Zoom 25–250mm, T2.8–3.2. Do aberto ao fechado num único corpo. Autofoco rápido e resistente. O canivete suíço de docs e broadcast — uma lente, toda a filmagem.
Detalhes Técnicos
A lente possui 22 elementos em 16 grupos, um diâmetro de frontal de 134mm e foco mínimo a partir de 1,2 metros. O anel de zoom requer uma rotação de 270 graus para a faixa completa de distâncias focais, enquanto o anel de foco abrange 300 graus. O sistema óptico compensa os efeitos de respiração (breathing) e mantém a nitidez constante durante o zoom. Estão disponíveis versões para montagem PL e baioneta Arri, bem como uma variante HR posterior com revestimento aprimorado para sensores digitais.

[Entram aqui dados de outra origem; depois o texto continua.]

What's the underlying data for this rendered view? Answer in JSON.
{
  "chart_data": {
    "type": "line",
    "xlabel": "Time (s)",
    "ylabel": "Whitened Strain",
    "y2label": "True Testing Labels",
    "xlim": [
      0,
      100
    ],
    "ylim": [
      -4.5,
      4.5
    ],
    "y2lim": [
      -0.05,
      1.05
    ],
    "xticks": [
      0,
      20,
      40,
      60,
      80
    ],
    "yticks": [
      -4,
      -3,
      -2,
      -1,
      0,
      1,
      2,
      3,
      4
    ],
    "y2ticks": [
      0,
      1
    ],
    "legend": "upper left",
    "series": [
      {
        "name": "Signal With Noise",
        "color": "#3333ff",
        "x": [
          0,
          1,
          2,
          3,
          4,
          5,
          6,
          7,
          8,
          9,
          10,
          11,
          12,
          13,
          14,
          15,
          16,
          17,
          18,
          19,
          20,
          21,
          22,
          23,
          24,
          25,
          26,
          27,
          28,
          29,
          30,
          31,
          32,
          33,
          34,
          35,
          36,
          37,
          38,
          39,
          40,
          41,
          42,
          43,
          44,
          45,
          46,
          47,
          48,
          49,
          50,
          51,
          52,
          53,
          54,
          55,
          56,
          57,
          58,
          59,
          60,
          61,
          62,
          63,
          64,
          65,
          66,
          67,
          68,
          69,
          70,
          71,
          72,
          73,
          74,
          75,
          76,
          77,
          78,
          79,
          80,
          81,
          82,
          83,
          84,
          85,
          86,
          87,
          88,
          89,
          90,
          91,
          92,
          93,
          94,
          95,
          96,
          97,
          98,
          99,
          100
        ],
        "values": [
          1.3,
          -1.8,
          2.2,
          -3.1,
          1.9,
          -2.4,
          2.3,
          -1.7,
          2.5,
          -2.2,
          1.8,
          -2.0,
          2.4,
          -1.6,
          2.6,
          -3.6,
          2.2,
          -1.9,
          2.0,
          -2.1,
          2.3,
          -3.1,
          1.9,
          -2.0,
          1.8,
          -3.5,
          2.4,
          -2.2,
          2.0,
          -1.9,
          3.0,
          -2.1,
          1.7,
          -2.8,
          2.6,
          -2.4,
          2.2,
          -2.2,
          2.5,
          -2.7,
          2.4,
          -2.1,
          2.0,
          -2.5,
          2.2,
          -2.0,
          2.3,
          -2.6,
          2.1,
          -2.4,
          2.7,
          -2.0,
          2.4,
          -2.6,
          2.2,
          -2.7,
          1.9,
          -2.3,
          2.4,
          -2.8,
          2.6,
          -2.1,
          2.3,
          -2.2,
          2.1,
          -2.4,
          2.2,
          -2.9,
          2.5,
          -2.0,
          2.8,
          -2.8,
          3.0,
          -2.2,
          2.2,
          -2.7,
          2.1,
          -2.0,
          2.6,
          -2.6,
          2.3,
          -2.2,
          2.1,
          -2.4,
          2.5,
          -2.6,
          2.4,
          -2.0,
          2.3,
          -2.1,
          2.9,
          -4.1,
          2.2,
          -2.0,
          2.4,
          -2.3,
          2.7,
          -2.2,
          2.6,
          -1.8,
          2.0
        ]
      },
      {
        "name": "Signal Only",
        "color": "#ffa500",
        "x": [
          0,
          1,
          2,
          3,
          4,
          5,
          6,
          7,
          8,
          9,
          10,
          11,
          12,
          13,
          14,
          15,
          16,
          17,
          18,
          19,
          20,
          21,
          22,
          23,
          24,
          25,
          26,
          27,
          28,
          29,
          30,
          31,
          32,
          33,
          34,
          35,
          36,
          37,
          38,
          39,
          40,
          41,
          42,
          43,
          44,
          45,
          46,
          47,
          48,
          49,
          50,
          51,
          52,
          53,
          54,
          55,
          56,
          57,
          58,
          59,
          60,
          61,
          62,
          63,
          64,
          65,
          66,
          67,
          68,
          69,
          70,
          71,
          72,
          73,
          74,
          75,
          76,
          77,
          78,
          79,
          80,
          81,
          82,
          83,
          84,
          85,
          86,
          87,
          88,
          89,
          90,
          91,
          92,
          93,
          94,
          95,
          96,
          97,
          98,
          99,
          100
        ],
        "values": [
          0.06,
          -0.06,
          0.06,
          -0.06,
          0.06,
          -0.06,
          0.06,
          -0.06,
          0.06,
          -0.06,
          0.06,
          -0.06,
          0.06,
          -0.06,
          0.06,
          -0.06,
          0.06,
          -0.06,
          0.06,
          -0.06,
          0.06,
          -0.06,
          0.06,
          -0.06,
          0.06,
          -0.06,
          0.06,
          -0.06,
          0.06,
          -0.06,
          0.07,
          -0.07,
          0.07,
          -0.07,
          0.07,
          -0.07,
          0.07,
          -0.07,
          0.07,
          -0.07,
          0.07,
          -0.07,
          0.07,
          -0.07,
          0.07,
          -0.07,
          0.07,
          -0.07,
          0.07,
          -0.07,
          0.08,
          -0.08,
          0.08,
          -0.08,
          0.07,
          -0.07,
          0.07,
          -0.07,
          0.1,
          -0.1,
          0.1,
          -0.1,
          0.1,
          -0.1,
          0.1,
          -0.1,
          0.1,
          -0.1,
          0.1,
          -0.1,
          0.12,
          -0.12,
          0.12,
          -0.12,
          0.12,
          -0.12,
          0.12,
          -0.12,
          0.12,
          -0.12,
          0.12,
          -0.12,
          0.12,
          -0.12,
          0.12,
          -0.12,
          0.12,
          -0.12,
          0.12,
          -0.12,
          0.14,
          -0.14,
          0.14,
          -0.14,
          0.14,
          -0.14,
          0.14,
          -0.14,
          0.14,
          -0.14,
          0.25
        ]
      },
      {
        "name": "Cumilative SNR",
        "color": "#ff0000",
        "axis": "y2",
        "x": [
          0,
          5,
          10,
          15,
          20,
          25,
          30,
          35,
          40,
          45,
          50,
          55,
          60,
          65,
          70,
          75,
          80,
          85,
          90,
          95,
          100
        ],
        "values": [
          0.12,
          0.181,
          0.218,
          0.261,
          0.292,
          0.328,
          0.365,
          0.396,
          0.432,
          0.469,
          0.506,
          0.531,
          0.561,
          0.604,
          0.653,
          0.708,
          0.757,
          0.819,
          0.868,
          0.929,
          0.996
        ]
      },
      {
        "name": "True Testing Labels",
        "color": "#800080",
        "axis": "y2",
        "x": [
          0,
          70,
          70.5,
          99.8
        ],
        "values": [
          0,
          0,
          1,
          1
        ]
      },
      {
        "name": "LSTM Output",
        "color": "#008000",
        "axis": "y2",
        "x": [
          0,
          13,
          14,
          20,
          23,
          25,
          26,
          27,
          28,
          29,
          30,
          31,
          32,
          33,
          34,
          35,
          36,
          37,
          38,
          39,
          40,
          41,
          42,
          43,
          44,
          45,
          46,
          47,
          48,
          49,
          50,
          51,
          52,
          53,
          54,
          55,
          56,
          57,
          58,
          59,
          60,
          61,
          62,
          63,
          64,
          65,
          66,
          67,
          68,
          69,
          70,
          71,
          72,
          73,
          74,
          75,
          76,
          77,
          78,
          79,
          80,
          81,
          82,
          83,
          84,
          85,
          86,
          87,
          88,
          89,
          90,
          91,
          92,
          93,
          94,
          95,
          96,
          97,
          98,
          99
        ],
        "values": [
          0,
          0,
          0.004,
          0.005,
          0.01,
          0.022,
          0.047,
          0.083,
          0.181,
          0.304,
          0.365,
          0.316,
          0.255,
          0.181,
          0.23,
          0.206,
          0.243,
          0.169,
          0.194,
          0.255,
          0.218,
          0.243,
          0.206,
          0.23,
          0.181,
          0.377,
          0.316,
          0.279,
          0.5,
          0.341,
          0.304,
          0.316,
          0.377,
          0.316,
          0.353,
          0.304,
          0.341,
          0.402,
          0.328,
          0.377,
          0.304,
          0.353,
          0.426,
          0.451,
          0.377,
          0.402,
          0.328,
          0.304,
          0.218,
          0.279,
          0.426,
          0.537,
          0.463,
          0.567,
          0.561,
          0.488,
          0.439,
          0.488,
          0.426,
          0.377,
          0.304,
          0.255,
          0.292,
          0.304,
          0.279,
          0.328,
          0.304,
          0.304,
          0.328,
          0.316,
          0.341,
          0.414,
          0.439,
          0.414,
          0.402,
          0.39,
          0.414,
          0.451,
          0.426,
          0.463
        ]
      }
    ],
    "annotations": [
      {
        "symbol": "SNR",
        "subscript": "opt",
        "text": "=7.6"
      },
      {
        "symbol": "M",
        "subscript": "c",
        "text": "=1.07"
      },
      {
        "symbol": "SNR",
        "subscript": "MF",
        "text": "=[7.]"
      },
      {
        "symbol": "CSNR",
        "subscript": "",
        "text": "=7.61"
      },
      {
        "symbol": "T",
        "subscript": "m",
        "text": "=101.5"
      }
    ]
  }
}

História e Desenvolvimento
Pierre Angénieux desenvolveu a 25-250mm pela primeira vez em 1964, em resposta às necessidades da Nouvelle Vague francesa por lentes mais flexíveis. O design baseou-se em seu revolucionário modelo 12-120mm de 1959. A partir de 1974, foi introduzida a versão aprimorada HR (High Resolution), produzida até o início dos anos 2000. A Angénieux encerrou a produção em 2008, concentrando-se em sistemas de zoom modernos para câmeras digitais.
Uso Prático no Cinema
Operadores de câmera apreciam a 25-250mm para documentários e filmagens em mão, pois ela cobre de grande angular a teleobjetiva sem a necessidade de trocar de lente. Diretores como Claude Lelouch a utilizaram extensivamente em "Um Homem, Uma Mulher" (1966) para movimentos de zoom espontâneos. A lente marcou o visual característico de muitos thrillers dos anos 70, como em "Todos os Homens do Presidente" (1976), onde foi usada para cenas discretas de vigilância. O suave curso do zoom permite alterações uniformes na distância focal durante a gravação, algo que muitas vezes parece brusco em lentes modernas.
Comparação e Alternativas
A Angénieux 25-250mm competia diretamente com a Canon K35 25-120mm, mas oferecia uma faixa de distância focal maior com uma abertura ligeiramente inferior. Alternativas modernas como a Angénieux Optimo 24-290mm atingem alcances semelhantes com uma abertura constante de T2.8, mas custam três vezes mais. Exemplares vintage da 25-250mm hoje alcançam preços entre 15.000 e 25.000 euros e são usadas especificamente para produções retrô ou como lentes de "look de filme" característico. A Cooke 25-250mm oferece desempenho comparável com um bokeh mais quente.